In an attempt to create a binary mask indicating bee and no bee for the ground truth, we tried to create a model using OpenCV to automate this process. However, we found that this model consisted of a lot of error and would misclassify where the bee is. For example, if an image had a lighter background with a light colored bee, the entire image would be masked white, indicating that it was all bee. Another problem with creating the binary masks is that some continuous regions that are not part of the bee would be classified as a part of the bee.

sample

As shown above, the closed regions were mistakenly classified as part of the bee and the pin was not removed from the mask

Since the previous approach produced a lot of errors, we decided to manually mask the bee images using photoshop. Although this method is quite time consuming, we believe that it is the best way to construct an accurate ground truth for our machine learning models to learn on.

sample

Manually photoshopped hairs

Furthermore, we will be able to assess the accuracy of our models more efficiently. For the hair segmentation approach, we also have to create a ground truth indicating where the bee hair is on the image. For this step, we are also using photoshop to mask the bee hairs. Through these methods, we will be able to train our model, and clearly quantify the hairiness on the bee images.

sample

sample

Entropy Approach

  • Variable performance of the metric

    • After extensive research on segmentation models, we’ve decided to proceed with the U-Net architecture. This architecture is named after its structural design, as it is U-shaped, with the first half encoding the dataset, and the second half decoding an image to a masked image. The model is fully convolutional, so we don’t have to worry too much about resizing images before training. Each component of the decoder is connected with its symmetric twin, so part of the decoder’s learning process is to learn from the encoder’s weights.

  • Lack of dataset size

    • One major drawback to using a neural network is the lack of size in our dataset. With only 550 raw images to work with, we’ll have to work with augmentation techniques, such as flipping and slicing to expand the size of our dataset. Even doing such, we’re left with a relatively small dataset and were left unsure if the model will train efficiently.

Future works/Goals

For the entropy method, we have been provided with a small subset of test images with bees categorized by apparent level of hair into four groups (low, medium-low, medium-high, high). We intend to compare this set to the binned results of the entropy program and evaluate for any inconsistencies. Within each binned set, we want to evaluate the values assigned to the images relative to all other images in the dataset.

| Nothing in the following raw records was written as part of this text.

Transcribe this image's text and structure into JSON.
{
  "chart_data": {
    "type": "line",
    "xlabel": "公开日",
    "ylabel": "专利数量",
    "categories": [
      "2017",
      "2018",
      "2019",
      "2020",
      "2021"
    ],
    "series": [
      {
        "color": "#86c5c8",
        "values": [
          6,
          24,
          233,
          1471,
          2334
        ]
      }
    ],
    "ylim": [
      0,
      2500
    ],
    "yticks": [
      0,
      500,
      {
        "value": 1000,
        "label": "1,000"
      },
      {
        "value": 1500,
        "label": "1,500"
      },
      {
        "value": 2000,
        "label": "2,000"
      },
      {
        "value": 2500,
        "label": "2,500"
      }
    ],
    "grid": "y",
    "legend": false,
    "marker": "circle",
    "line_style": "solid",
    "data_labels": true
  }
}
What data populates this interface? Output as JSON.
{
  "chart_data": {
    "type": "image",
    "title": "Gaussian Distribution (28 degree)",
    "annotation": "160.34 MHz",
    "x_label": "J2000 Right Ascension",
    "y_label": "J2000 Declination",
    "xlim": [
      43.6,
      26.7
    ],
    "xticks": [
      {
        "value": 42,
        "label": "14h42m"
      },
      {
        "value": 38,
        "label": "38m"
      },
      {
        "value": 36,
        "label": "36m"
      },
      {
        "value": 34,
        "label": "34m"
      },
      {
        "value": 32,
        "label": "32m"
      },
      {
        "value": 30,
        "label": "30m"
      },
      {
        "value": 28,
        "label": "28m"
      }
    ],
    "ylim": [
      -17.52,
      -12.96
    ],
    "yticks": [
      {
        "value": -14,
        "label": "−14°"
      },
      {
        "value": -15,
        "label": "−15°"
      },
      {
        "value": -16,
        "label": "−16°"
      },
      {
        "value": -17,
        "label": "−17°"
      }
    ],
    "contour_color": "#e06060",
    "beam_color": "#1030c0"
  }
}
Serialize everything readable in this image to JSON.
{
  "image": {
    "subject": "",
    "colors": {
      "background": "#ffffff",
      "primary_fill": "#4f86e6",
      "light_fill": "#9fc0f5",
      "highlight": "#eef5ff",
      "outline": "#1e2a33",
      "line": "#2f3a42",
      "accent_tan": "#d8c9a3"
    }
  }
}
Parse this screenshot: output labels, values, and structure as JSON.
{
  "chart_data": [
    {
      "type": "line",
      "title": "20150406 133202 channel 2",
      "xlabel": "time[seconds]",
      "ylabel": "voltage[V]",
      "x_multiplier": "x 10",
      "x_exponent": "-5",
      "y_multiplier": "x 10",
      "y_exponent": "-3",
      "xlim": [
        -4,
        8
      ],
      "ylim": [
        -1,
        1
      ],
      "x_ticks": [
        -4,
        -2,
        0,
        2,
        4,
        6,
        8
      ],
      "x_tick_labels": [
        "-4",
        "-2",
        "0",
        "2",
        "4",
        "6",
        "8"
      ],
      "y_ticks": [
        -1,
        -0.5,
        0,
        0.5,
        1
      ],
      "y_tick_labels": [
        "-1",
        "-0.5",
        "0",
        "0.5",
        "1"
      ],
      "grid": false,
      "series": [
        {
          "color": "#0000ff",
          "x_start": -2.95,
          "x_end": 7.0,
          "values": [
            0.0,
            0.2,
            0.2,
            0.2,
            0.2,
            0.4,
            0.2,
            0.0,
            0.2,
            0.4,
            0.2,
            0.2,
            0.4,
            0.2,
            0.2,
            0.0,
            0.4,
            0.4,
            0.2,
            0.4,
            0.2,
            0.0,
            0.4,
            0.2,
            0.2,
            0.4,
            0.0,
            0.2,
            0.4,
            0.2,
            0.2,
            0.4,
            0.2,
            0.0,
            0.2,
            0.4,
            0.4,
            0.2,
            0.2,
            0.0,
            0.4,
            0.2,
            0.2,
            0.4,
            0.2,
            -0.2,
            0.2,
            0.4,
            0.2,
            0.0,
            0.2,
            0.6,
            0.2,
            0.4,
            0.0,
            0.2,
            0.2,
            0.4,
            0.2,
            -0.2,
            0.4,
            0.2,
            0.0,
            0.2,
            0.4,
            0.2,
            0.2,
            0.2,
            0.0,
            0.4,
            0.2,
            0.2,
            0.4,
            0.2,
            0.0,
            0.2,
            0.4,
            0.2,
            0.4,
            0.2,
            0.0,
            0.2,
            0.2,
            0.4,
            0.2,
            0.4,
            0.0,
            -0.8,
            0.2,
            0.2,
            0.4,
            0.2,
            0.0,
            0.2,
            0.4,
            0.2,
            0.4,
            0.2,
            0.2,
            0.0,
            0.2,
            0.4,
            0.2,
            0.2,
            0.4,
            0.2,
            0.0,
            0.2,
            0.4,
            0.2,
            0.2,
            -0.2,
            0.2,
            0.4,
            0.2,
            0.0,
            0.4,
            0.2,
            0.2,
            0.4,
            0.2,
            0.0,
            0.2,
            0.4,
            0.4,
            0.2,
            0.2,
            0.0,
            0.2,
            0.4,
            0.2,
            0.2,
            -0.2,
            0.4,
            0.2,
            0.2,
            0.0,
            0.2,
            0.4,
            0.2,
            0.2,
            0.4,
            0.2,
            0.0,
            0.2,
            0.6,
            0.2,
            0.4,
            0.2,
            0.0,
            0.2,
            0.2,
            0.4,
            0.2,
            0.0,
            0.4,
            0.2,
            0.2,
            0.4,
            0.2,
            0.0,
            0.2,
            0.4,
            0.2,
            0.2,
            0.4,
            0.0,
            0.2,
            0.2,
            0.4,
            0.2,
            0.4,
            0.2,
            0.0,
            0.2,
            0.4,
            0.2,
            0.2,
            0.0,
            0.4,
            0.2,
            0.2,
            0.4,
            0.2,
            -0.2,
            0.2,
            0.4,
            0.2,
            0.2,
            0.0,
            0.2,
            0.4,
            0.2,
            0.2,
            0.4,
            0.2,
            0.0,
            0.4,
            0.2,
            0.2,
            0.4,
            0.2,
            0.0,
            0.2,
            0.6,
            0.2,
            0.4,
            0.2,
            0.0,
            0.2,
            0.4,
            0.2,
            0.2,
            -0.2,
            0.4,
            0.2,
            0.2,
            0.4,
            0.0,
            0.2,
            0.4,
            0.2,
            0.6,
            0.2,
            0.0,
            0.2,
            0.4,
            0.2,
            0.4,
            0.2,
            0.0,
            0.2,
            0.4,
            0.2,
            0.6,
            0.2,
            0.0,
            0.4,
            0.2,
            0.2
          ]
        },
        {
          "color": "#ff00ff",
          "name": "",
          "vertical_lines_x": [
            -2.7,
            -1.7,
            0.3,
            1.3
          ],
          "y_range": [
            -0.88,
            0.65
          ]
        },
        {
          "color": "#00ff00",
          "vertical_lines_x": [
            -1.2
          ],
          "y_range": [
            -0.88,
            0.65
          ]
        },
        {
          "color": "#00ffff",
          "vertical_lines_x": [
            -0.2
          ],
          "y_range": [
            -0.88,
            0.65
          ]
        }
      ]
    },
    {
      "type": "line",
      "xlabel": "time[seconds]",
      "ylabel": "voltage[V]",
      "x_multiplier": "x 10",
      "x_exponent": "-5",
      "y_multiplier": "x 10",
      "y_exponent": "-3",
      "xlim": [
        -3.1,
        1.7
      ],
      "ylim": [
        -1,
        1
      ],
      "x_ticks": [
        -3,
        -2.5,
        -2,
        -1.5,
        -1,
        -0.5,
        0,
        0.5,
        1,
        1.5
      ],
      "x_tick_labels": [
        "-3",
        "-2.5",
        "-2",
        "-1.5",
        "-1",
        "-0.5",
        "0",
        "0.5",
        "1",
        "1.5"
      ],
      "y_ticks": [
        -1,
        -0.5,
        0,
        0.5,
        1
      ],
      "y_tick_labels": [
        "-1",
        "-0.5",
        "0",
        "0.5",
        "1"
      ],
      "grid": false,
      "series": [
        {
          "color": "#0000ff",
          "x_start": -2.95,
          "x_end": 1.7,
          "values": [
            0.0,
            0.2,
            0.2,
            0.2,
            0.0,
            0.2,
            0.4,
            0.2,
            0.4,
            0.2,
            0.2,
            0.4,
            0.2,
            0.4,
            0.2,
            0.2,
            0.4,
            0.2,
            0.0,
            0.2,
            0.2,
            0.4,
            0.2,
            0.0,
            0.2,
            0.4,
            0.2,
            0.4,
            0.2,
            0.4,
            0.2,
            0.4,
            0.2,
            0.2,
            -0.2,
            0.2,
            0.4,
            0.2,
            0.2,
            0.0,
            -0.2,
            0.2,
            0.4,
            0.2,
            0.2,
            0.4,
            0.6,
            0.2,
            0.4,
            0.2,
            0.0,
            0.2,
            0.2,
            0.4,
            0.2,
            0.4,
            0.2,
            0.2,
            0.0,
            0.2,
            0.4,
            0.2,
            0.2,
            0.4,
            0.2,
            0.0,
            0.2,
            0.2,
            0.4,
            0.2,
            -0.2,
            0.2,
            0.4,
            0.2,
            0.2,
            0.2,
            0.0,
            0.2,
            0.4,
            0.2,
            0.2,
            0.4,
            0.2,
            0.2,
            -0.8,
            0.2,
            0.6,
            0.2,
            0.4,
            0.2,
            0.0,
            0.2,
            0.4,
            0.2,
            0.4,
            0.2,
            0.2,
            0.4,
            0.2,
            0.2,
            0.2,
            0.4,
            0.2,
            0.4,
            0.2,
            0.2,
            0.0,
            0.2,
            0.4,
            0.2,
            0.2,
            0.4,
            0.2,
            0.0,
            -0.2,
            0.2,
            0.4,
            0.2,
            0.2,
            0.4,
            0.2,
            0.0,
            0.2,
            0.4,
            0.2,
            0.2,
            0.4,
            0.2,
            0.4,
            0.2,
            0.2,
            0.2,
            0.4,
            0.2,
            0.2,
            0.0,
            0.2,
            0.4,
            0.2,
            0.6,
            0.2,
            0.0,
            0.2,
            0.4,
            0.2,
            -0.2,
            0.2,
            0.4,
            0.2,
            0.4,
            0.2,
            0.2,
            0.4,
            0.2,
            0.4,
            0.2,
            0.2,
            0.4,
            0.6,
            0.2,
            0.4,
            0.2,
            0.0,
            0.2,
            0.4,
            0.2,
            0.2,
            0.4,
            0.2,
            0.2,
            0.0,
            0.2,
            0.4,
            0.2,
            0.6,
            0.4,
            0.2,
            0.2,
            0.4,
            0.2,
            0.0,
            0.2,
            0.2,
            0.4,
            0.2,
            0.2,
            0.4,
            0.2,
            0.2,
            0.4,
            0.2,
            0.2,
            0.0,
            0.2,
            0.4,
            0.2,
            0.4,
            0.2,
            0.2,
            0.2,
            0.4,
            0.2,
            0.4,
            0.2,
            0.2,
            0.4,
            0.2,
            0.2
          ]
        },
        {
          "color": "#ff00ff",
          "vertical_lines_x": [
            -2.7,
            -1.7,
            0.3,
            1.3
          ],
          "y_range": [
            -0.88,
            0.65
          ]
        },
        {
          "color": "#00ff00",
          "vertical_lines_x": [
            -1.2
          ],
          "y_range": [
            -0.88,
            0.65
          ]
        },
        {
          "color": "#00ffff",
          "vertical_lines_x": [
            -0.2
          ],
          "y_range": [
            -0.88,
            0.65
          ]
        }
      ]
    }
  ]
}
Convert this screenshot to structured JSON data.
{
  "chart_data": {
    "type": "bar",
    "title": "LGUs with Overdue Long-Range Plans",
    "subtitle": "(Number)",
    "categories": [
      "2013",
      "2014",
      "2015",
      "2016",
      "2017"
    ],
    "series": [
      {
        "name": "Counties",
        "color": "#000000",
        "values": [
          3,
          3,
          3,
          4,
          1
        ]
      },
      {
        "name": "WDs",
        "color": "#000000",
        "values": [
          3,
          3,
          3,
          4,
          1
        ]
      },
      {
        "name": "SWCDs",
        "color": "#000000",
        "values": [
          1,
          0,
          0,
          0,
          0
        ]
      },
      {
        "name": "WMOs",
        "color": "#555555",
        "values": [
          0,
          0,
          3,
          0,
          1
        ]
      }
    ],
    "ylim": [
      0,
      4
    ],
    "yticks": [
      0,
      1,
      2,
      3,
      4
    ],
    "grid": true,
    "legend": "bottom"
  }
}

We will attempt to remedy the faults of the program by gaining some insight into the reasons why the entropy program performs well with certain images and poorly with others. The intended output would be a list of values representing the average entropy value for each image.

For our neural network approach, we will familiarize ourselves with the tools used for transfer learning and begin building some prototypes. We will want to maintain larger image sizes during training, in order to preserve smaller pixel regions of individual hairs. Given the size of our dataset, the smartest move would be to apply transfer learning. There are already many sophisticated pretrained segmentation models published for the open to use. With the power of transfer learning, we’re able to continue training these models with our own dataset to get better results. Additionally, there are tools available for turning other segmentation models into a U-Net, by creating a decoder for the model. With these methods now discovered, we’re able to focus on using many sophisticated pre-trained models with our dataset as opposed to building them from scratch.

For these approaches, we want to construct models and assess an accuracy metric that is descriptive and meaningful. In this way, we will be able to compare different methodologies and discuss the outcomes effectively.